Und immer steter schwemmt sie mich ins Leere:
kein Staub, kein Licht mehr - grau - und immer grauer.
Nachtgebet der Braut
O mein Geliebter - in die Kissen
bet' ich nach dir, ins Firmament!
O könnt ich sagen, dürft er wissen,
wie meine Einsamkeit mich brennt!
O Welt, wann darf ich ihn umschlingen!
O laß ihn mir im Traume nahn,
mich wie die Erde um ihn schwingen
und seinen Sonnenkuß empfahn
und seine Flammenkräfte trinken,
ihm Flammen, Flammen wiedersprühn,
oh Welt, bis wir zusammensinken
in überirdischem Erglühn!
O Welt des Lichtes, Welt der Wonne!
O Nacht der Sehnsucht, Welt der Qual!
O Traum der Erde: Sonne, Sonne!
O mein Geliebter - mein Gemahl -
Stromüber
Der Abend war so dunkelschwer,
und schwer durchs Dunkel schnitt der Kahn;
die Andern lachten um uns her,
als fühlten sie den Frühling nahn.
Der weite Strom lag stumm und fahl,
am Ufer floß ein schwankend Licht,
die Weiden standen starr und kahl.
Ich aber sah dir ins Gesicht
und fühlte deinen Atem flehn
und deine Augen nach mir schrein
und eine Andre vor mir stehn
und heiß aufschluchzen: Ich bin dein!
Das Licht erglänzte nah und mild;
im grauen Wasser, schwarz, verschwand
der starren Weiden zitternd Bild.
Und knirschend stieß der Kahn ans Land.
Empfang
Aber komm mir nicht im langen Kleid!
komm gelaufen, daß die Funken stieben,
beide Arme offen und bereit!
Auf mein Schloß führt keine Galatreppe;
über Berge gehts, reiß ab die Schleppe,
nur mit kurzen Röcken kann man lieben!
Stell dich nicht erst vor den Spiegel groß!

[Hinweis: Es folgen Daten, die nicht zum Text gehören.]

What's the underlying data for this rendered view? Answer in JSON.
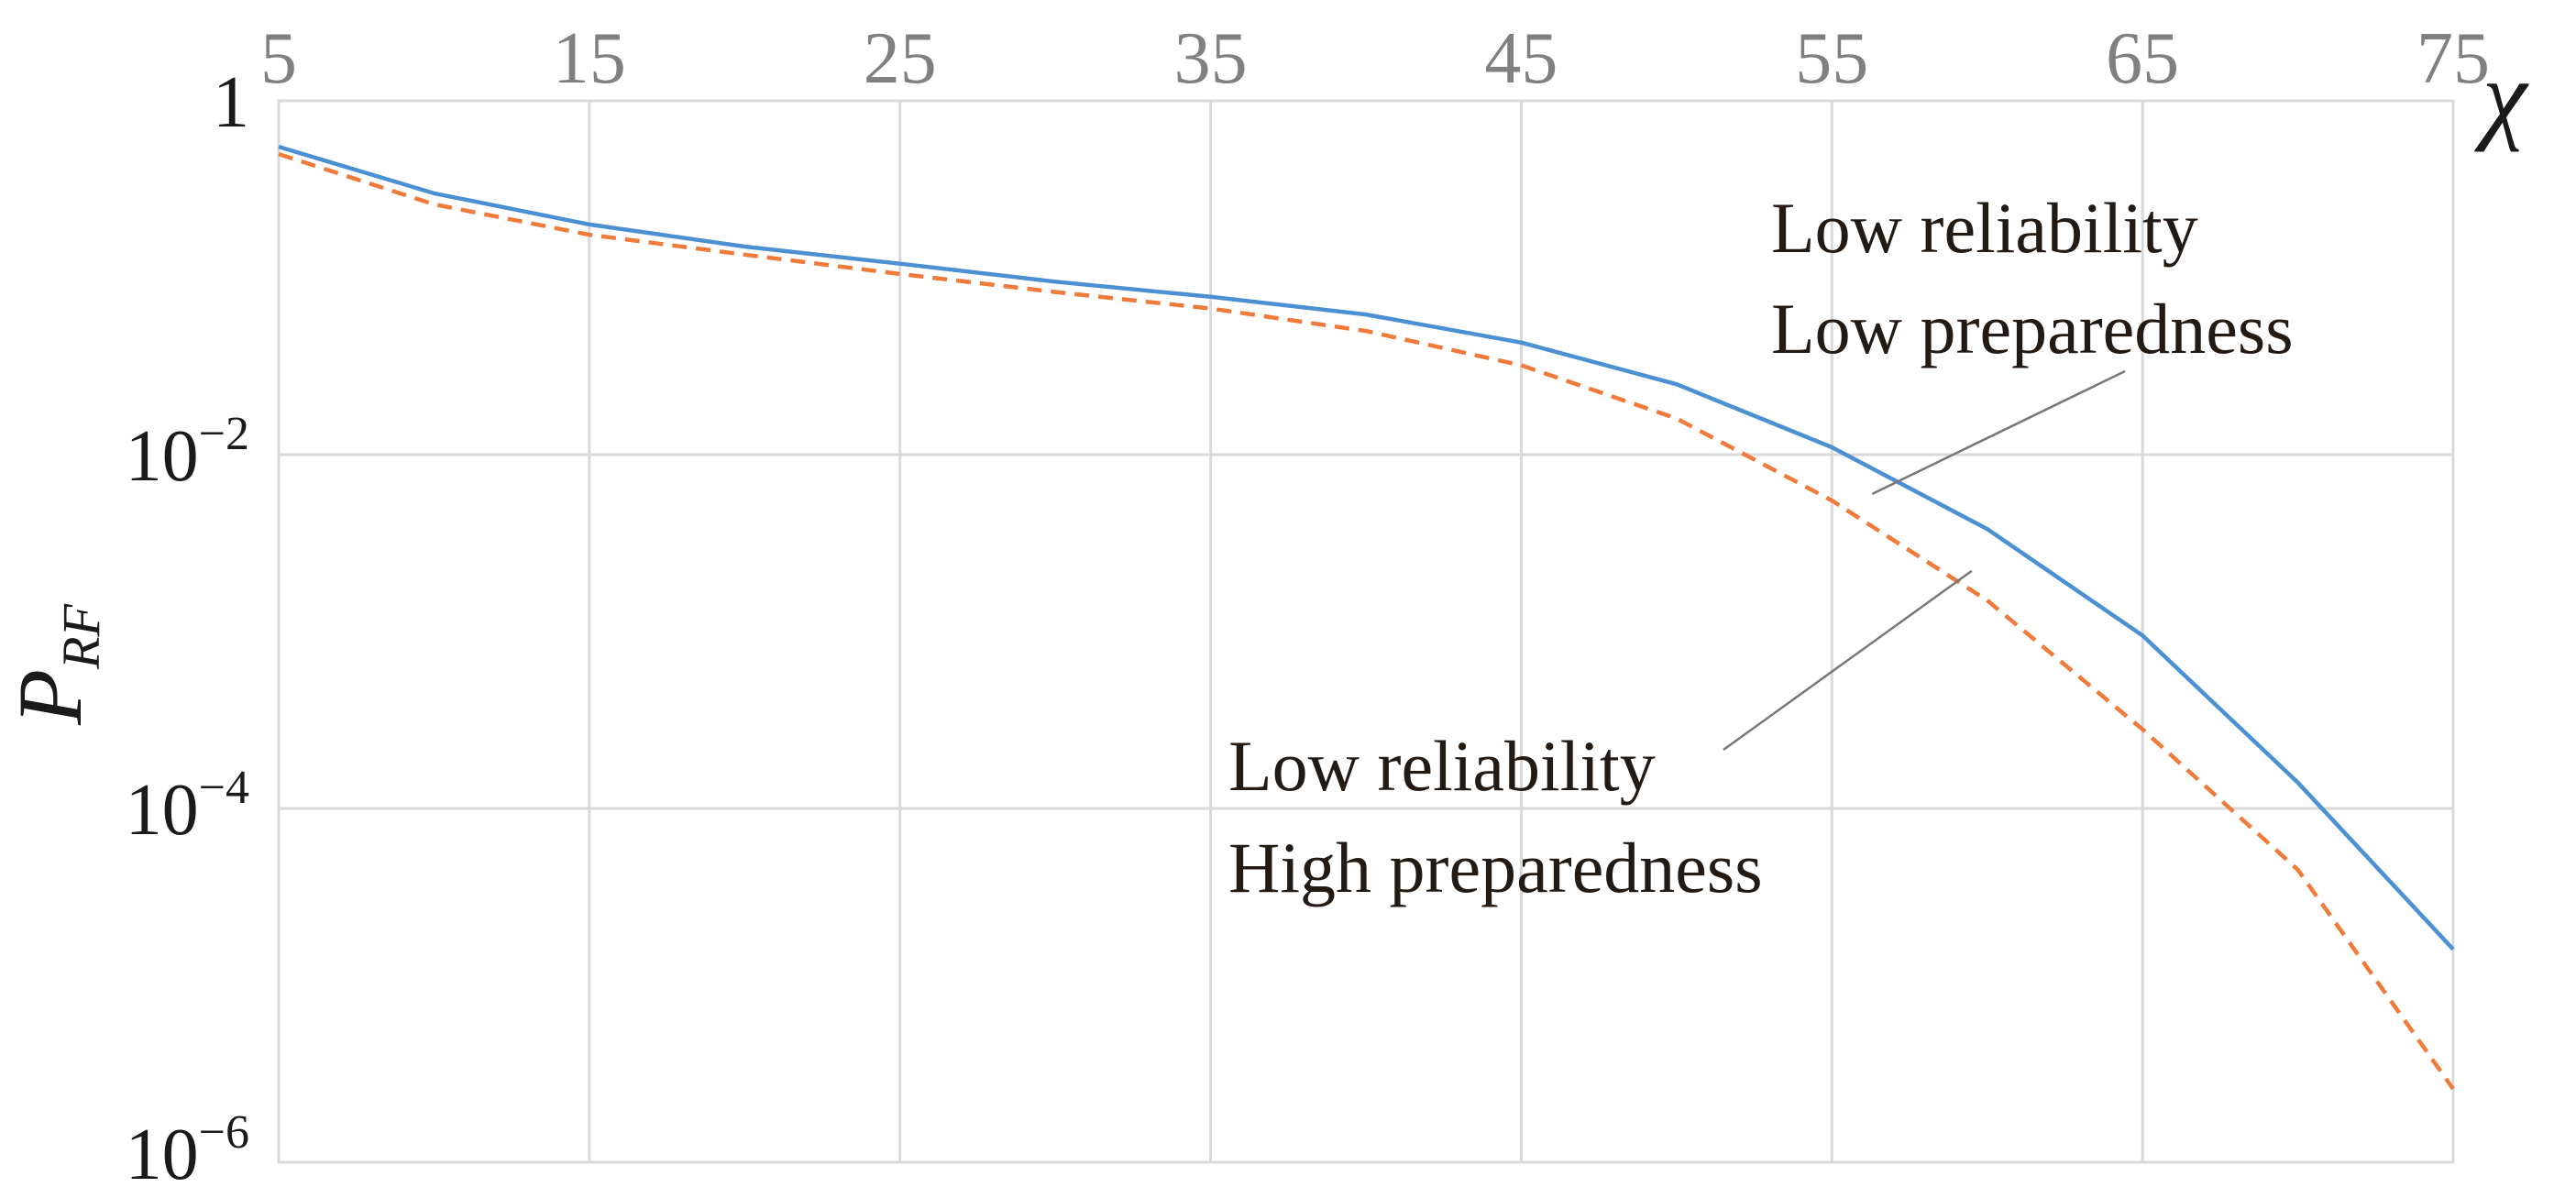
{
  "chart_data": {
    "type": "line",
    "title": "",
    "xlabel": "χ",
    "ylabel": "P",
    "ylabel_subscript": "RF",
    "xlim": [
      5,
      75
    ],
    "ylim": [
      1e-06,
      1
    ],
    "yscale": "log",
    "x_ticks": [
      "5",
      "15",
      "25",
      "35",
      "45",
      "55",
      "65",
      "75"
    ],
    "x_tick_values": [
      5,
      15,
      25,
      35,
      45,
      55,
      65,
      75
    ],
    "x_axis_position": "top",
    "y_ticks": [
      {
        "value": 1,
        "base": "1",
        "exp": ""
      },
      {
        "value": 0.01,
        "base": "10",
        "exp": "−2"
      },
      {
        "value": 0.0001,
        "base": "10",
        "exp": "−4"
      },
      {
        "value": 1e-06,
        "base": "10",
        "exp": "−6"
      }
    ],
    "grid": true,
    "x": [
      5,
      10,
      15,
      20,
      25,
      30,
      35,
      40,
      45,
      50,
      55,
      60,
      65,
      70,
      75
    ],
    "series": [
      {
        "name": "Low reliability Low preparedness",
        "color": "#4a90d2",
        "style": "solid",
        "values": [
          0.55,
          0.3,
          0.2,
          0.15,
          0.12,
          0.095,
          0.078,
          0.062,
          0.043,
          0.025,
          0.011,
          0.0038,
          0.00095,
          0.00014,
          1.6e-05
        ]
      },
      {
        "name": "Low reliability High preparedness",
        "color": "#f07a3a",
        "style": "dashed",
        "values": [
          0.5,
          0.26,
          0.175,
          0.135,
          0.105,
          0.083,
          0.067,
          0.05,
          0.032,
          0.016,
          0.0055,
          0.0015,
          0.00028,
          4.5e-05,
          2.6e-06
        ]
      }
    ],
    "annotations": [
      {
        "series": 0,
        "lines": [
          "Low reliability",
          "Low preparedness"
        ],
        "anchor_x": 56.3,
        "anchor_y": 0.006
      },
      {
        "series": 1,
        "lines": [
          "Low reliability",
          "High preparedness"
        ],
        "anchor_x": 59.5,
        "anchor_y": 0.0022
      }
    ]
  }
}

Einsam ist die Nacht in meinem Walde,
und am schönsten bist du blaß und bloß,
nur beglänzt vom schwachen Licht der Sterne;
trotzig bellt ein Rehbock in der Ferne,
und ein Kuckuck lacht in meinem Walde.
Wie dein Ohr brennt! wie dein Mieder drückt!
rasch, reiß auf, du atmest mit Beschwerde;
o, wie hüpft dein Herzchen nun beglückt!
Komm, ich trage dich, du wildes Wunder:
wie dich Gott gemacht hat! weg den Plunder!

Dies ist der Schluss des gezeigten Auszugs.